Four chairs, already occupied.

Four figures.

Two were elder men. Their faces were carved by time, not aged by it. The woman looked barely twenty-five, yet her silver eyes were still, as if untouched by youth. And the fourth was a man no older than twenty, lounging back with an air of careless boredom, cracking his knuckles with an audible pop.

The oldest man, dressed in golden-black robes stitched with runes in a forgotten language, broke the silence.

"It's all going according to plan," he said, voice calm, slow. "But it's too smooth. Things are always more dangerous when they go too smooth."

The second elder leaned forward, his fingers gliding across the surface of the floating table. His touch activated a glowing map—cities, military routes, names flickered to life in miniature. "Lucien Adrek," he said quietly. "That is our only anomaly."

The young man in his twenties laughed aloud.

"Heeeee?" he dragged the sound, resting his chin in his palm. "You're worried about some kid from a Mid-Class House? You even sent someone to kill him. Sounds like overkill, don't you think?"

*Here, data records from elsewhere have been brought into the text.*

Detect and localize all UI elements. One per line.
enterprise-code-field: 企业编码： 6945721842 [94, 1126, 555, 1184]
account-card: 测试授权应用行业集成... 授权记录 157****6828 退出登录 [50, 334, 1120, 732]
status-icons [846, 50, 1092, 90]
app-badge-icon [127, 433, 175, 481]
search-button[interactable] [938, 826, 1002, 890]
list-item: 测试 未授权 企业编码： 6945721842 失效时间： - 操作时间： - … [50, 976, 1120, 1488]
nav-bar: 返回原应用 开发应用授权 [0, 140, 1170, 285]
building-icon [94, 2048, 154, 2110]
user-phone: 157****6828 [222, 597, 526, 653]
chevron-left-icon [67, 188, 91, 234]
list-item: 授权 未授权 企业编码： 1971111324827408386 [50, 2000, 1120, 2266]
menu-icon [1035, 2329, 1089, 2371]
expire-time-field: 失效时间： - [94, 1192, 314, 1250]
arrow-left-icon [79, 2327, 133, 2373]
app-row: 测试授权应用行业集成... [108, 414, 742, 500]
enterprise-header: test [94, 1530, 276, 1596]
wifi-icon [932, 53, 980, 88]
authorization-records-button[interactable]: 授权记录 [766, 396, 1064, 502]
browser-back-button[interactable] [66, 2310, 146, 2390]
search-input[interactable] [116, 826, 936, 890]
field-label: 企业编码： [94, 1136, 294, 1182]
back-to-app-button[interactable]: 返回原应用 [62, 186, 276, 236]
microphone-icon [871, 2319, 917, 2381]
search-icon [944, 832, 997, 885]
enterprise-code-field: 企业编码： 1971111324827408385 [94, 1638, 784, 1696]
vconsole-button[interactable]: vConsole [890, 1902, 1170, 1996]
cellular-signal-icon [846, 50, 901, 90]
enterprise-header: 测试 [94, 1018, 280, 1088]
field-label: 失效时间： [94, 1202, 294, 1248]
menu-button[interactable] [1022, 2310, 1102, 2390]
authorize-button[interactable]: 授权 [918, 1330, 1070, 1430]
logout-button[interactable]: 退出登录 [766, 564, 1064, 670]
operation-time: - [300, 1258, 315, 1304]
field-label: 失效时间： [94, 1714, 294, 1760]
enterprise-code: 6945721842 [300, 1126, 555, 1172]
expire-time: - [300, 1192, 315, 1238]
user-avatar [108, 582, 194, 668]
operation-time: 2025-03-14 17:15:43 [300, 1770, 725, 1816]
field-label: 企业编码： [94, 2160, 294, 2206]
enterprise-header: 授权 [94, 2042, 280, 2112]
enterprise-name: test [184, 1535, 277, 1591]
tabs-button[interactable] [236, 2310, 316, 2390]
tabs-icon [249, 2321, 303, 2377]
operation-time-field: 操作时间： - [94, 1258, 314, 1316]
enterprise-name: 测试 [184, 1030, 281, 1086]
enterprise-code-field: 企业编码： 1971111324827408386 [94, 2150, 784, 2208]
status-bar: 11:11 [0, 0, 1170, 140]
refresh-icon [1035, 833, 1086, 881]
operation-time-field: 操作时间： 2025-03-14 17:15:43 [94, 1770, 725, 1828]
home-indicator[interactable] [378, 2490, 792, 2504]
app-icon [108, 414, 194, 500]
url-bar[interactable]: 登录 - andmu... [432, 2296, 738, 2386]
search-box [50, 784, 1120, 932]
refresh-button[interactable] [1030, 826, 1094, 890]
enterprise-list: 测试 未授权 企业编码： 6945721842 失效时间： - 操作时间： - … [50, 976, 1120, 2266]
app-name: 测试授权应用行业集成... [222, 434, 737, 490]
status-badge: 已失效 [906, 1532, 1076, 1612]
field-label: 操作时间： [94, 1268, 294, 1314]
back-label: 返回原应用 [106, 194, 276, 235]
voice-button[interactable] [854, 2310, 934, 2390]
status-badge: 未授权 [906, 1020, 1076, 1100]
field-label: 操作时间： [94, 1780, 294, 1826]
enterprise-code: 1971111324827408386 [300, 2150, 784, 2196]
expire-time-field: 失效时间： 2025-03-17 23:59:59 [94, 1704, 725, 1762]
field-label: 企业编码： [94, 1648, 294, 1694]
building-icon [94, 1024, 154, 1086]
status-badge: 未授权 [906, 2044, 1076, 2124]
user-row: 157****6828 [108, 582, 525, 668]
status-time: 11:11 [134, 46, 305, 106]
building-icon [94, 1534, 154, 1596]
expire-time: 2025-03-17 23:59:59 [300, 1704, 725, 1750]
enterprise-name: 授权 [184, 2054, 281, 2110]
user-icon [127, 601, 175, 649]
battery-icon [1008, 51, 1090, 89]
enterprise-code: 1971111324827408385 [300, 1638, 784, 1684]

He tapped the table twice, zooming in on a district called C-Lass.

The woman didn't speak. She only observed.

The first elder turned slowly toward the youth, his gold eyes narrowing. "It's not him I fear," he said, enunciating each word with surgical precision. "It's his bloodline. His father…"

He paused.

Even the flames seemed to bend toward his mouth, as though the fire itself awaited the name.

Then, like a stone dropped in a lake, the words fell.

"Titan Adrek."

The room dimmed. The table's glow flickered. The torches bent sideways.

A wind that had no source, no right to exist in a sealed chamber, blew across their necks.

The young man sat upright, suddenly expressionless. The woman finally blinked.

The second elder closed the map with a single wave.

No one said another word.

The room, full of powerful beings, had become still.

And far, far away in another part of the world, Lucien Adrek sneezed.